- Charlie René / Radio1 Tahiti | Crée le 11.04.2026 à 14h51 | Mis à jour le 11.04.2026 à 14h53ImprimerUn nouveau groupe a été constitué au sein de l’assemblée de Polynésie française par quinze élus démissionnaires du Tavini, principal parti indépendantiste. Photo Radio1 TahitiMalgré la scission au sein du Tavini et la constitution d’un nouveau groupe à l'assemblée par 15 élus démissionnaires, le 7 avril, le président du gouvernement polynésien devrait rester en place jusqu’à la fin de son mandat et les prochaines élections territoriales de 2028. Les explications de notre partenaire Radio1 Tahiti.
Alors que le Tavini, parti indépendantiste polynésien frappé par les divisions depuis sa débâcle aux municipales, s’était promis " d’agir " jeudi 9 avril, et que des rumeurs annonçaient le dépôt d’une motion de défiance ou même une démission collective d’élus pour provoquer de nouvelles territoriales, l’ouverture de la session administrative de l’assemblée a confirmé la stabilité du gouvernement de Moetai Brotherson.

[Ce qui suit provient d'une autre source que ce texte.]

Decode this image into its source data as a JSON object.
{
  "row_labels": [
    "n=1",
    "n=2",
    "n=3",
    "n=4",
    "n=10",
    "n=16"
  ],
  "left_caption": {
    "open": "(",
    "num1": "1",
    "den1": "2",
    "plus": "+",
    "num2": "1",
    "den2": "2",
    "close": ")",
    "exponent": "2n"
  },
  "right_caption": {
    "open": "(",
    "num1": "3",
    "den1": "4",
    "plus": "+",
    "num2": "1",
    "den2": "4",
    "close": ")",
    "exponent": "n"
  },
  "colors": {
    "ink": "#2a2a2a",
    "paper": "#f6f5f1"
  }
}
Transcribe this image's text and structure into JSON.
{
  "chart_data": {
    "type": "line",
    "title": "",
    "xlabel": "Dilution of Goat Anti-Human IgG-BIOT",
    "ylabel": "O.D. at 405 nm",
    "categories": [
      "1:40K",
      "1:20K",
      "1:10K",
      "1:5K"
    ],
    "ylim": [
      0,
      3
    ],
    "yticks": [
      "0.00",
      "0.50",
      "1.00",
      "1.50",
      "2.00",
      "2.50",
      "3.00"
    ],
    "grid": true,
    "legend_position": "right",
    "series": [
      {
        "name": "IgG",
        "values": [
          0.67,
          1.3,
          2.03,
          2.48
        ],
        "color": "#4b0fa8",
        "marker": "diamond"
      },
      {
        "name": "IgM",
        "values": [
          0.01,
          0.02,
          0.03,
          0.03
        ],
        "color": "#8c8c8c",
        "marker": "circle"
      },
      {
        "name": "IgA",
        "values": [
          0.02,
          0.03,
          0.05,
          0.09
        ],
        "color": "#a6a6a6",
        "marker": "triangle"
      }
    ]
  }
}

C’est le vice-président du parti, Tony Géros, qui a pris soin de couper court aux rumeurs de motion ou de démission dans la foulée des discours d’ouverture de la session. Il n’y a pas eu de motion depuis le début de la mandature, et il n’y en aura pas "ni demain ni après-demain, jusqu’à la fin, jusqu’en 2028", insiste-t-il. "Parce qu’on part du principe que lorsqu’on s’impose dans une institution, il faut assumer jusqu’où bout, quelles que soient les circonstances. On demande au président du pays d’assumer sa charge de président jusqu’en 2028."
Deux ans, "ça risque d’être long", souffle-t-on côté autonomiste, au vu des relations déjà difficiles entre Moetai Brotherson et la partie de l’ex-majorité toujours fidèle au Tavini. Celles-ci ne risquent pas d’être réchauffées par la construction du nouveau parti A Fano Ti’a, fondé par quinze démissionnaires du Tavini le 7 avril et dont le chef du gouvernement devrait prendre la tête.
"Objectif commun d’accession à la pleine souveraineté"
L’exécutif pourra-t-il faire passer ses textes malgré cette majorité fracturée ? Tony Géros, qui a demandé au gouvernement de prendre en compte les propositions formulées transmises par l’assemblée après ses colloques sur la vie chère, le foncier ou l’énergie, explique que le groupe bleu ciel se montrera plus "vigilant", mais ne jouera pas l’obstruction. "On est là pour faire valoir les intérêts de la population. Donc à partir du moment où les projets de loi de pays ou de délibération qui nous sont présentés vont dans le sens de l’intérêt général, on va soutenir", explique le président de l’assemblée, qui précise tout de même que le Tavini doit réunir dans les semaines à venir un congrès pour "discuter de la situation".
Si certains veulent saboter l’action du gouvernement, je ne peux pas les empêcher de le faire
Quelques salles plus loin, Moetai Brotherson estime lui aussi que l’action du gouvernement pourra se poursuivre. "Les deux groupes sont indépendantistes il ne faut pas l’oublier, les deux groupes ont fait la même campagne en 2023, à part ceux qui n’ont pas lu le programme et on a en commun cet objectif d’accession à la pleine souveraineté, à l’indépendance, rappelle le président polynésien. Après, si certains veulent faire de l’anti-jeu et saboter l’action du gouvernement, je ne peux pas les empêcher de le faire."